The plan is not scoped to deliver Phase E (SchedulingContext budget/period authority), Phase F (CpuIsolationLease and SQPOLL nohz), Phase G (RealtimeIsland), or Phase H (userspace policy service). Those are sequenced after Phase D and own their own plan files.

Task 1: Schema and capability surface

Add the invalidArgument variant to the existing ExceptionType enum in schema/capos.capnp. The current enum has only failed/overloaded/disconnected/ unimplemented; setWeight policy denial below needs a distinct typed signal (caller bug rejection vs general failure vs back-pressure). This addition is part of the Phase D schema-surface acquisition documented in the proposal Phase D capability surface section. Keep the variant ordering stable for ABI compatibility.
Add the LatencyClass enum (interactive, normal, batch, ipcServer) to schema/capos.capnp and regenerate bindings via make generated-code-check.
Add the SchedulingPolicyCap interface with setWeight, setLatencyClass, and snapshot methods. The snapshot return is narrow: weight, class, runtimeNs, virtualRuntimeNs. Those four fields are the ones Task 2 promotes out of cfg(feature = "measure") unconditionally. Do NOT add contextSwitches, preemptions, voluntaryBlocks, or migrations to the ABI in this slice; those counters stay benchmark-only and would either fail to compile in the normal qemu build or expose fields the kernel does not track. A future operator-observability slice may add them through a separate snapshot cap.
Implement setWeight validation at the cap boundary (not the dispatch path) with the rule from the proposal: weight = 0 and any nonzero value outside [MIN_WEIGHT, MAX_WEIGHT] (Phase D constants) are rejected with CapException::InvalidArgument. The kernel does NOT silently clamp out-of-range values; a future caller/test can rely on the rejection signal. This ensures no later divide-by-zero or overflow path is reachable through the cap.
Add a KernelCapSource::SchedulingPolicy variant under the manifest grant path so a manifest can grant the cap to a named process. Phase D grants the cap only to focused- proof manifests (system-thread-fairness.cue and similar Task 5 smokes); the default boot manifest does NOT grant the cap in this slice. Wider authority (cross-process weight/class mutation, default-grant to a userspace policy service) belongs to the future Phase H plan.
Add a capos-rt::client::SchedulingPolicyClient typed wrapper that maps transport errors and CapException decode shape consistently with the existing clients.
Validate: make fmt-check, make generated-code-check, cargo test-config, cargo test-lib, cargo build --features qemu (warning-free).
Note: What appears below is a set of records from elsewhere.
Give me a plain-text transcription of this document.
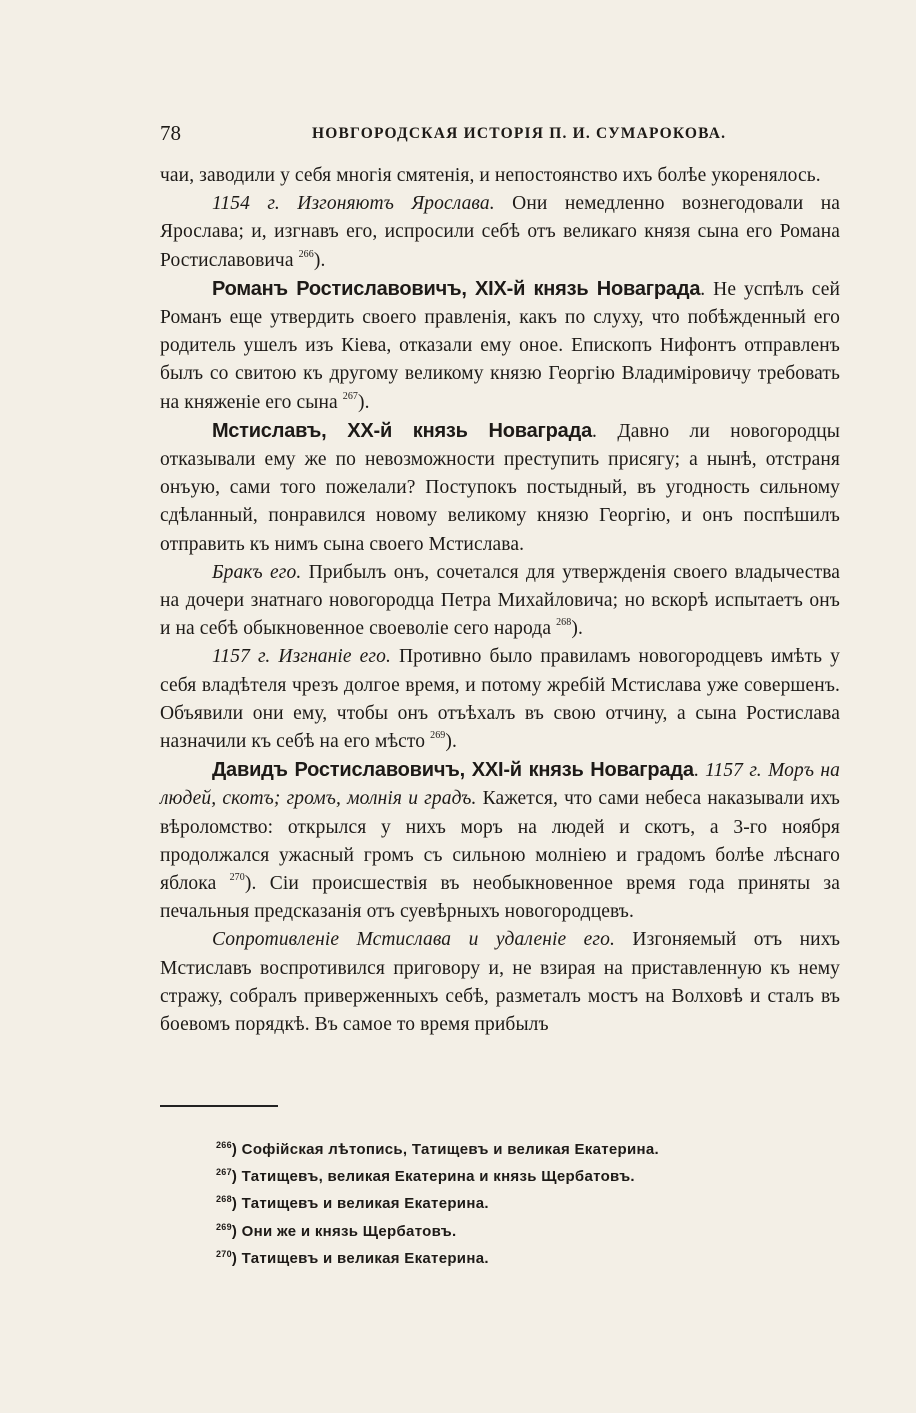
78	НОВГОРОДСКАЯ ИСТОРІЯ П. И. СУМАРОКОВА.

чаи, заводили у себя многія смятенія, и непостоянство ихъ болѣе укоренялось.

1154 г. Изгоняютъ Ярослава. Они немедленно вознегодовали на Ярослава; и, изгнавъ его, испросили себѣ отъ великаго князя сына его Романа Ростиславовича $^{266}$).

Романъ Ростиславовичъ, XIX-й князь Новаграда. Не успѣлъ сей Романъ еще утвердить своего правленія, какъ по слуху, что побѣжденный его родитель ушелъ изъ Кіева, отказали ему оное. Епископъ Нифонтъ отправленъ былъ со свитою къ другому великому князю Георгію Владиміровичу требовать на княженіе его сына $^{267}$).

Мстиславъ, XX-й князь Новаграда. Давно ли новогородцы отказывали ему же по невозможности преступить присягу; а нынѣ, отстраня онъую, сами того пожелали? Поступокъ постыдный, въ угодность сильному сдѣланный, понравился новому великому князю Георгію, и онъ поспѣшилъ отправить къ нимъ сына своего Мстислава.

Бракъ его. Прибылъ онъ, сочетался для утвержденія своего владычества на дочери знатнаго новогородца Петра Михайловича; но вскорѣ испытаетъ онъ и на себѣ обыкновенное своеволіе сего народа $^{268}$).

1157 г. Изгнаніе его. Противно было правиламъ новогородцевъ имѣть у себя владѣтеля чрезъ долгое время, и потому жребій Мстислава уже совершенъ. Объявили они ему, чтобы онъ отъѣхалъ въ свою отчину, а сына Ростислава назначили къ себѣ на его мѣсто $^{269}$).

Давидъ Ростиславовичъ, XXI-й князь Новаграда. 1157 г. Моръ на людей, скотъ; громъ, молнія и градъ. Кажется, что сами небеса наказывали ихъ вѣроломство: открылся у нихъ моръ на людей и скотъ, а 3-го ноября продолжался ужасный громъ съ сильною молніею и градомъ болѣе лѣснаго яблока $^{270}$). Сіи происшествія въ необыкновенное время года приняты за печальныя предсказанія отъ суевѣрныхъ новогородцевъ.

Сопротивленіе Мстислава и удаленіе его. Изгоняемый отъ нихъ Мстиславъ воспротивился приговору и, не взирая на приставленную къ нему стражу, собралъ приверженныхъ себѣ, разметалъ мостъ на Волховѣ и сталъ въ боевомъ порядкѣ. Въ самое то время прибылъ

$^{266}$) Софійская лѣтопись, Татищевъ и великая Екатерина.
$^{267}$) Татищевъ, великая Екатерина и князь Щербатовъ.
$^{268}$) Татищевъ и великая Екатерина.
$^{269}$) Они же и князь Щербатовъ.
$^{270}$) Татищевъ и великая Екатерина.
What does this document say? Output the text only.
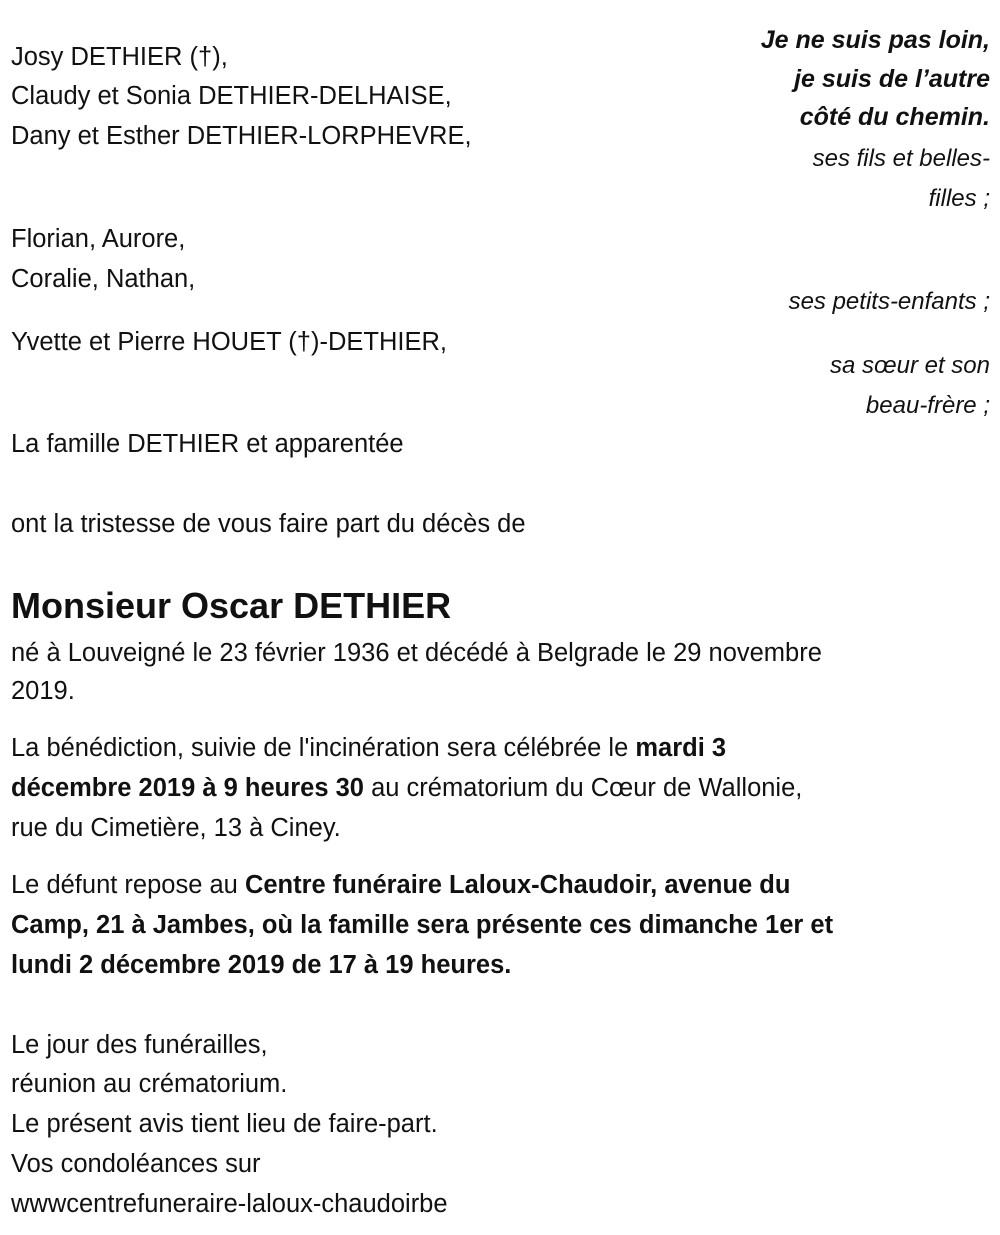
Josy DETHIER (†),
Claudy et Sonia DETHIER-DELHAISE,
Dany et Esther DETHIER-LORPHEVRE,
Florian, Aurore,
Coralie, Nathan,
Yvette et Pierre HOUET (†)-DETHIER,
La famille DETHIER et apparentée
Je ne suis pas loin,
je suis de l’autre
côté du chemin.
ses fils et belles-
filles ;
ses petits-enfants ;
sa sœur et son
beau-frère ;
ont la tristesse de vous faire part du décès de
Monsieur Oscar DETHIER
né à Louveigné le 23 février 1936 et décédé à Belgrade le 29 novembre
2019.
La bénédiction, suivie de l'incinération sera célébrée le mardi 3
décembre 2019 à 9 heures 30 au crématorium du Cœur de Wallonie,
rue du Cimetière, 13 à Ciney.
Le défunt repose au Centre funéraire Laloux-Chaudoir, avenue du
Camp, 21 à Jambes, où la famille sera présente ces dimanche 1er et
lundi 2 décembre 2019 de 17 à 19 heures.
Le jour des funérailles,
réunion au crématorium.
Le présent avis tient lieu de faire-part.
Vos condoléances sur
wwwcentrefuneraire-laloux-chaudoirbe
Task 2: Per-thread weight and latency-class state

Add weight: u16 and latency_class: LatencyClass fields to Thread (in kernel/src/process.rs), with default values matching the current single-class behavior (weight = DEFAULT_WEIGHT, latency_class = LatencyClass::Normal). These fields must be unconditional (not behind cfg(feature = "measure")) because they participate in dispatch ordering.
Promote runtime_ns, virtual_runtime_ns, and last_started_ns from ThreadCpuAccounting out of cfg(feature = "measure") so the WFQ ordering, the runtime-charge path, and the snapshot cap method work in the normal qemu build. The context_switches, preemptions, voluntary_blocks, and migrations counters stay behind the measure feature and are NOT exposed through SchedulingPolicyCap.snapshot in this slice. Document the choice in docs/architecture/scheduling.md.
Change the charge_runtime step so virtual_runtime_ns advances by elapsed_ns * REFERENCE_WEIGHT / weight instead of 1:1 with elapsed_ns. runtime_ns continues to advance 1:1 with elapsed time so monotonic CPU accounting and snapshot.runtimeNs are unchanged. This is the actual fairness mechanism; without it, weights affect only enqueue- order ties rather than cumulative share.
Add virtual_finish_ns: u64 derived per enqueue and not stored across blocking. The derivation rule depends on latency_class per the proposal’s “Latency-class semantics for Phase D” subsection: Normal and IpcServer use vruntime + slice_ns * REFERENCE_WEIGHT / weight; Interactive uses vruntime + (slice_ns / INTERACTIVE_SLICE_DIVISOR) * REFERENCE_WEIGHT / weight; Batch uses vruntime + (slice_ns * BATCH_SLICE_MULTIPLIER) * REFERENCE_WEIGHT / weight. slice_ns, REFERENCE_WEIGHT, MIN_WEIGHT, MAX_WEIGHT, DEFAULT_WEIGHT, INTERACTIVE_SLICE_DIVISOR, and BATCH_SLICE_MULTIPLIER are Phase D constants.
Add the kernel-side mutation entry points behind the SchedulingPolicyCap dispatch only. No ambient process field, no per-process default, no syscall path that bypasses the cap.
Validate: cargo build --features qemu, cargo build --features qemu,measure, cargo test-lib, make capos-rt-check.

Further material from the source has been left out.